The answer to the question I asked in Friday's Sun — Will Bieber join Gomez on stage? — was no. She could have used him, because her stage show, with its pop-and-locking dancers and rocking-too-hard backing band, is vanilla, and Gomez does it no favors. She frolicks and skips and waves, but never makes a compelling star. It's unfair to compare Gomez to her boyfriend because the talent levels are clearly different. He is multi-faceted while she must lean heavily on her cheery disposition to get her through the rough patches. And when that's not enough, and it wasn't for many of the songs Friday night, the driving bass drum does its best to drown out everything else.
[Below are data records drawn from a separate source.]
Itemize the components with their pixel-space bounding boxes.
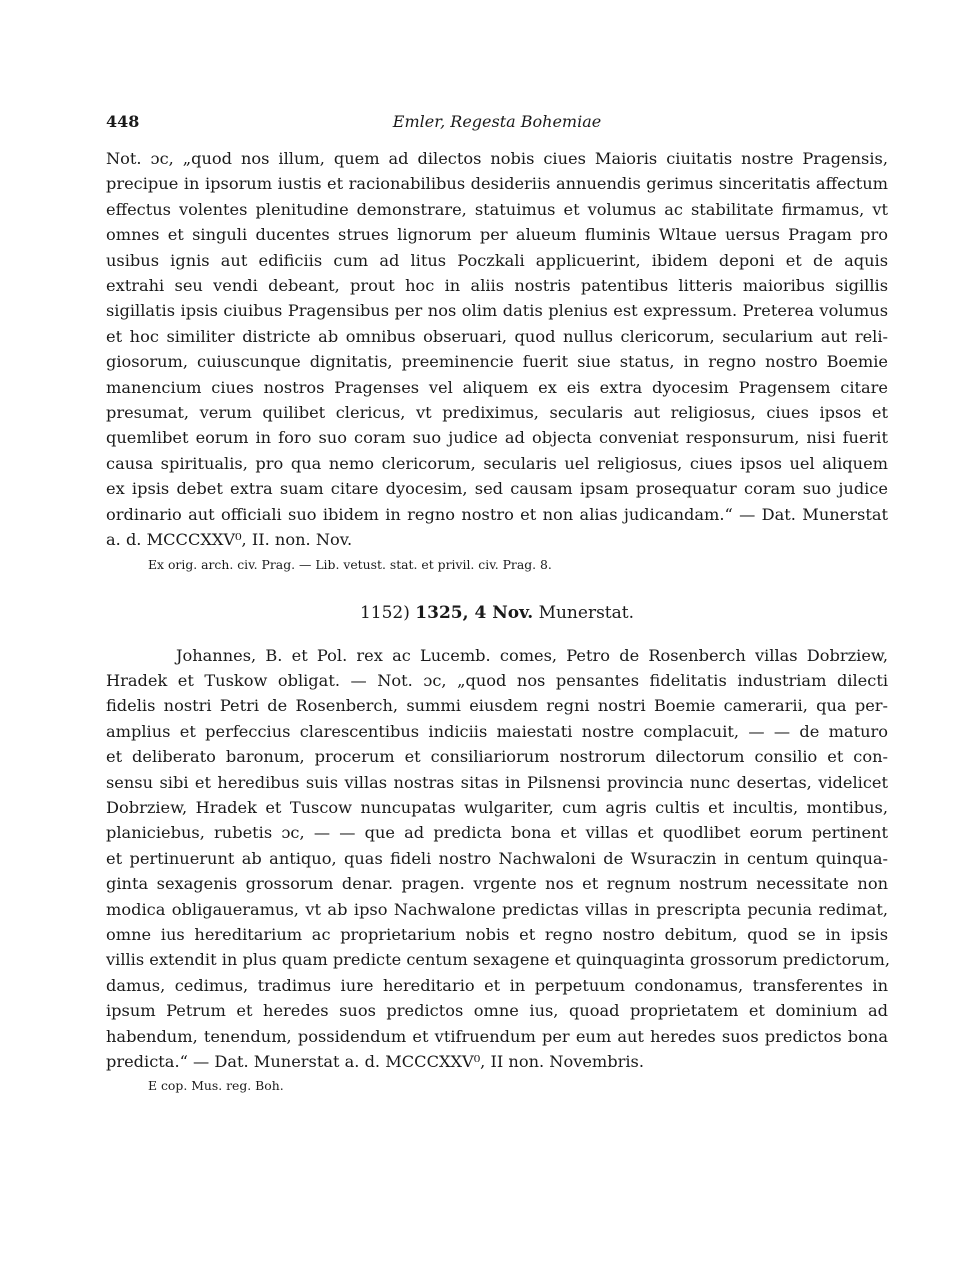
text-line: omne ius hereditarium ac proprietarium nobis et regno nostro debitum, quod se in ipsis [106,924,888,944]
text-line: sensu sibi et heredibus suis villas nostras sitas in Pilsnensi provincia nunc desertas, videlicet [106,772,888,792]
text-line: ipsum Petrum et heredes suos predictos omne ius, quoad proprietatem et dominium ad [106,1001,888,1021]
text-line: usibus ignis aut edificiis cum ad litus Poczkali applicuerint, ibidem deponi et de aquis [106,250,888,270]
text-line: amplius et perfeccius clarescentibus indiciis maiestati nostre complacuit, — — de maturo [106,721,888,741]
entry-text [106,643,888,1075]
text-line: extrahi seu vendi debeant, prout hoc in aliis nostris patentibus litteris maioribus sigillis [106,276,888,296]
text-line: precipue in ipsorum iustis et racionabilibus desideriis annuendis gerimus sinceritatis affectum [106,174,888,194]
text-line: omnes et singuli ducentes strues lignorum per alueum fluminis Wltaue uersus Pragam pro [106,225,888,245]
entry-text-continued [106,146,888,553]
text-line: et pertinuerunt ab antiquo, quas fideli nostro Nachwaloni de Wsuraczin in centum quinqua- [106,848,888,868]
entry-date: 1325, 4 Nov. [415,602,534,623]
text-line: planiciebus, rubetis ɔc, — — que ad predicta bona et villas et quodlibet eorum pertinent [106,823,888,843]
source-note: Ex orig. arch. civ. Prag. — Lib. vetust. stat. et privil. civ. Prag. 8. [148,556,552,572]
text-line: manencium ciues nostros Pragenses vel aliquem ex eis extra dyocesim Pragensem citare [106,377,888,397]
text-line: et hoc similiter districte ab omnibus obseruari, quod nullus clericorum, secularium aut reli- [106,326,888,346]
text-line: ex ipsis debet extra suam citare dyocesim, sed causam ipsam prosequatur coram suo judice [106,479,888,499]
text-line: causa spiritualis, pro qua nemo clericorum, secularis uel religiosus, ciues ipsos uel aliquem [106,453,888,473]
text-line: damus, cedimus, tradimus iure hereditario et in perpetuum condonamus, transferentes in [106,975,888,995]
page-number: 448 [106,112,140,131]
text-line: sigillatis ipsis ciuibus Pragensibus per nos olim datis plenius est expressum. Preterea volumus [106,301,888,321]
running-head: Emler, Regesta Bohemiae [392,112,602,131]
text-line: predicta.“ — Dat. Munerstat a. d. MCCCXXV⁰, II non. Novembris. [106,1052,645,1071]
text-line: presumat, verum quilibet clericus, vt prediximus, secularis aut religiosus, ciues ipsos et [106,403,888,423]
text-line: modica obligaueramus, vt ab ipso Nachwalone predictas villas in prescripta pecunia redimat, [106,899,888,919]
page-header [106,112,888,146]
text-line: ordinario aut officiali suo ibidem in regno nostro et non alias judicandam.“ — Dat. Munerstat [106,504,888,524]
entry-heading [106,603,888,623]
text-line: fidelis nostri Petri de Rosenberch, summi eiusdem regni nostri Boemie camerarii, qua per- [106,696,888,716]
text-line: giosorum, cuiuscunque dignitatis, preeminencie fuerit siue status, in regno nostro Boemie [106,352,888,372]
text-line: et deliberato baronum, procerum et consiliariorum nostrorum dilectorum consilio et con- [106,747,888,767]
text-line: Hradek et Tuskow obligat. — Not. ɔc, „quod nos pensantes fidelitatis industriam dilecti [106,670,888,690]
text-line: quemlibet eorum in foro suo coram suo judice ad objecta conveniat responsurum, nisi fuerit [106,428,888,448]
document-page [106,112,888,1096]
text-line: a. d. MCCCXXV⁰, II. non. Nov. [106,530,353,550]
entry-number: 1152) [359,602,410,623]
source-note: E cop. Mus. reg. Boh. [148,1078,284,1094]
text-line: Not. ɔc, „quod nos illum, quem ad dilectos nobis ciues Maioris ciuitatis nostre Pragensis, [106,149,888,168]
text-line: Dobrziew, Hradek et Tuscow nuncupatas wulgariter, cum agris cultis et incultis, montibus, [106,797,888,817]
text-line: Johannes, B. et Pol. rex ac Lucemb. comes, Petro de Rosenberch villas Dobrziew, [176,645,888,665]
text-line: ginta sexagenis grossorum denar. pragen. vrgente nos et regnum nostrum necessitate non [106,874,888,894]
text-line: villis extendit in plus quam predicte centum sexagene et quinquaginta grossorum predictorum, [106,950,890,970]
text-line: effectus volentes plenitudine demonstrare, statuimus et volumus ac stabilitate firmamus, vt [106,199,888,219]
text-line: habendum, tenendum, possidendum et vtifruendum per eum aut heredes suos predictos bona [106,1026,888,1046]
entry-place: Munerstat. [538,602,634,623]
It was difficult to tell whether Gomez was actually singing. It never seemed like it. It wasn't clear because even when Gomez did her between-song banter, her thin voice barely carried into the crowd.

Her songs are harmless dance songs, with messages of "own[ing] the night." Even the empowering songs feel customized to her fanbase: before "Who Says," Gomez said to never let people get you down, such as when "people aren't nice on Facebook." The girls agreed through more screams, and it was a nice moment.

Gomez — who worked in three costume changes, including one that was only a sparkly bra, an exposed stomach and purple pants — proved to be an average entertainer armed with a good attitude. But the real hero(es) of the night never touched the stage. They were the parents in the crowd, who shared expressions of exhaustion, happiness, patience and impatience throughout the night. As soon as Gomez took the stage, the kids hopped on their parents' shoulders with the hopes of a clearer view. The field looked like the Great Wall of Children, and I saw genuine looks of pride on parents' faces. They knew major points were being scored, and I could only imagine how gratifying that must have felt. It probably made the hour-plus of toothless, four-on-the-floor mush worth it.